Quando o assunto é segurança no ambiente de trabalho, o interesse é tanto do patrão quanto do empregado. A Consolidação das Leis do Trabalho, a CLT, no artigo 166, determina que os empregadores são obrigados a fornecer aos profissionais, gratuitamente, equipamento de proteção individual adequado ao risco e em perfeito estado de conservação e funcionamento.

As regras para utilização dos equipamentos estão na Norma Regulamentadora número 6, do Ministério do Trabalho, que define EPI como todo dispositivo ou produto, de uso individual utilizado pelo trabalhador, destinado à proteção de riscos suscetíveis de ameaçar a segurança e a saúde no trabalho.

Capacete, óculos, protetores faciais e auditivos, respiradores, vestimentas, luvas, calçados, cinturão de segurança, entre outros, são exemplos que fazem parte da lista de EPIs que constam na Norma.

As ferramentas devem ser usadas quando regras de ordem geral não oferecerem proteção contra os riscos de acidentes do trabalho ou de doenças profissionais.
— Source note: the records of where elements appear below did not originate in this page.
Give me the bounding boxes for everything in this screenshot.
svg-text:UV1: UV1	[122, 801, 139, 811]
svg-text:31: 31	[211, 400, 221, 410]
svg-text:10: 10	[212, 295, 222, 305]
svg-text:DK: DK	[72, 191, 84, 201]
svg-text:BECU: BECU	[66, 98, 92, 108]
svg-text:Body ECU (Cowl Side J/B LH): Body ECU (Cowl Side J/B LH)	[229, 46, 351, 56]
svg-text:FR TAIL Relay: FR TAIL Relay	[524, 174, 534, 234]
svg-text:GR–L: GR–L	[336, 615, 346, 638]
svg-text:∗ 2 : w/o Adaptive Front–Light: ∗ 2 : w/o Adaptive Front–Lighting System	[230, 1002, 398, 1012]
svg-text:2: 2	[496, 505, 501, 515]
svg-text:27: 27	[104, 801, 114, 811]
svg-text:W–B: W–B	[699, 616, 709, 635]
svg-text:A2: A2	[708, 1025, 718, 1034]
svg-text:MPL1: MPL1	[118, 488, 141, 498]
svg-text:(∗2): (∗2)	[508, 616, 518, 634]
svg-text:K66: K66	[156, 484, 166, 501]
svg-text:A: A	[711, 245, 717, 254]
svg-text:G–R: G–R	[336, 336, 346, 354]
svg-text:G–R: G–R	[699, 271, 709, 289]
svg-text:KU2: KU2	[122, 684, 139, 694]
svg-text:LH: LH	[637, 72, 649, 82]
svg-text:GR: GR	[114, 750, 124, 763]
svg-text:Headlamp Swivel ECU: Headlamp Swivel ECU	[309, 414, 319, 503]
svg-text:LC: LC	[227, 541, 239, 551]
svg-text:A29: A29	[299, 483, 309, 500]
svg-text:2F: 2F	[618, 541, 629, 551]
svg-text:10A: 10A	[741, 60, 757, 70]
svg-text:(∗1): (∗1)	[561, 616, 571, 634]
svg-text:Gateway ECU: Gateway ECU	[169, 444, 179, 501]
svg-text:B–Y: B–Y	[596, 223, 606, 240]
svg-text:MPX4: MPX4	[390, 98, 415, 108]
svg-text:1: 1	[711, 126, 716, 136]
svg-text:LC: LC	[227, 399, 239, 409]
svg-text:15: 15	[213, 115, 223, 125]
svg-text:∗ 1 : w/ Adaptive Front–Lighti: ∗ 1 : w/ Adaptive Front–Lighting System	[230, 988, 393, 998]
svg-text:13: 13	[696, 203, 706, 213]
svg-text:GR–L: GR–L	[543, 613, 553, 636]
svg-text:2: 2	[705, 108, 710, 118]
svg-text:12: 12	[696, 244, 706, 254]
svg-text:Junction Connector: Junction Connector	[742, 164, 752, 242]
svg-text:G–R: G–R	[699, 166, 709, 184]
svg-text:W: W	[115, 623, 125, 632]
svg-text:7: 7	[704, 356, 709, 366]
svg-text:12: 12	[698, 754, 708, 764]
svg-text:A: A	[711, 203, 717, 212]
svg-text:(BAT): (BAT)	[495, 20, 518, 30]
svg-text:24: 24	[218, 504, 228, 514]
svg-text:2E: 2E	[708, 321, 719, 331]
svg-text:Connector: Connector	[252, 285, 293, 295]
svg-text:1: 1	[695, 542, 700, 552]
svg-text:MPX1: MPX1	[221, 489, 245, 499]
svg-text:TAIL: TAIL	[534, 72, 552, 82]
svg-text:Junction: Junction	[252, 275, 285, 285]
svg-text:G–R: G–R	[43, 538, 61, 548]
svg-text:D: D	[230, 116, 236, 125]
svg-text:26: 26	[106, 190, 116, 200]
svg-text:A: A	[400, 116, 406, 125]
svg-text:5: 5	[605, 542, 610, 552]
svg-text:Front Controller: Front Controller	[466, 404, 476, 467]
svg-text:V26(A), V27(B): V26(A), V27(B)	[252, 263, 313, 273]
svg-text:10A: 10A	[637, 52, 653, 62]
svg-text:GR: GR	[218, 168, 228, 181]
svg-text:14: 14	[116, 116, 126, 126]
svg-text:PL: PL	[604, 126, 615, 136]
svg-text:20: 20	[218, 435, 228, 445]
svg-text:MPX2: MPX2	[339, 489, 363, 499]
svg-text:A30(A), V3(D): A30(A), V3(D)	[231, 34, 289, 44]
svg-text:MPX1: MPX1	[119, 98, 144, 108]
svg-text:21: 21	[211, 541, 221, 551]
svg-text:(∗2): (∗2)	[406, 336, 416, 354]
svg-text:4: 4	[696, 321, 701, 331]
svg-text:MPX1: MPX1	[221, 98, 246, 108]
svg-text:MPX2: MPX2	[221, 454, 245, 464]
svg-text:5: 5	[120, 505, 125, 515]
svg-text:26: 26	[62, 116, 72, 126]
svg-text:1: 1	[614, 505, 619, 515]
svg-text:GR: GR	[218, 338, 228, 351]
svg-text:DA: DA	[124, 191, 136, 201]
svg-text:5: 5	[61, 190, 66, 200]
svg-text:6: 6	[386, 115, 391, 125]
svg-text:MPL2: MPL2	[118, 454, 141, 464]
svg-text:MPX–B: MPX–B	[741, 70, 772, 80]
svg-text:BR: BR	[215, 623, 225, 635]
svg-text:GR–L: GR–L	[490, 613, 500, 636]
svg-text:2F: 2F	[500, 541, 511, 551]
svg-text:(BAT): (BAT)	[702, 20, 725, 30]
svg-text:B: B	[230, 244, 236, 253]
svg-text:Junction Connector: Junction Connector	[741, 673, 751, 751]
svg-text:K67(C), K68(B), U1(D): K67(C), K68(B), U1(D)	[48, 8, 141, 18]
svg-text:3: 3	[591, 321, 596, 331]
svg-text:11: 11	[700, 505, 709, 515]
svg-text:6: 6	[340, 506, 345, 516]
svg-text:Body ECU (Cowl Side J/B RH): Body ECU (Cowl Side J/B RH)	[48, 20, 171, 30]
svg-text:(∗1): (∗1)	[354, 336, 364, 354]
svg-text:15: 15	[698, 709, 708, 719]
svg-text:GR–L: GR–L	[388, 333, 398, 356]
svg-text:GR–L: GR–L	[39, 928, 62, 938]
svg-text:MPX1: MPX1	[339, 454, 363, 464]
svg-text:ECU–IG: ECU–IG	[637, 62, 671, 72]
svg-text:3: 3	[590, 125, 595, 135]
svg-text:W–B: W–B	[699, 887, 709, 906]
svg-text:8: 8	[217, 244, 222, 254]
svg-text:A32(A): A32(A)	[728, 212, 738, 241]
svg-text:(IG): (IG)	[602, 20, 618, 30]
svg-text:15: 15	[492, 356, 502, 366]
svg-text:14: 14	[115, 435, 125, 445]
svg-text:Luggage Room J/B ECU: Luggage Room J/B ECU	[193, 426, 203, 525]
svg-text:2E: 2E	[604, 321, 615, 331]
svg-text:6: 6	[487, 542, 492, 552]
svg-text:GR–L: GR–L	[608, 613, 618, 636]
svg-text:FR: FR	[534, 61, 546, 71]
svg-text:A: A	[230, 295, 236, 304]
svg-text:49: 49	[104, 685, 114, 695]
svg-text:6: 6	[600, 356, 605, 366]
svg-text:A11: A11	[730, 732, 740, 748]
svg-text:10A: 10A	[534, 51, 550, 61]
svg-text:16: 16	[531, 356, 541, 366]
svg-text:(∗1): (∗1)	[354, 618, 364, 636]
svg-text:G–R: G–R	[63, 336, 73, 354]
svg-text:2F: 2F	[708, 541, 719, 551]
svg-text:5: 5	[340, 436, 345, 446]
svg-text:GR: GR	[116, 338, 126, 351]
E para atender a situações de emergência.

A norma diz ainda que, além de fornecer o equipamento de proteção individual, o patrão deve exigir a utilização pelos empregados, treinar o trabalhador para o uso e realizar a higienização.

Já ao empregado cabe cuidar da conservação do equipamento e comunicar ao superior qualquer alteração que o torne impróprio para uso.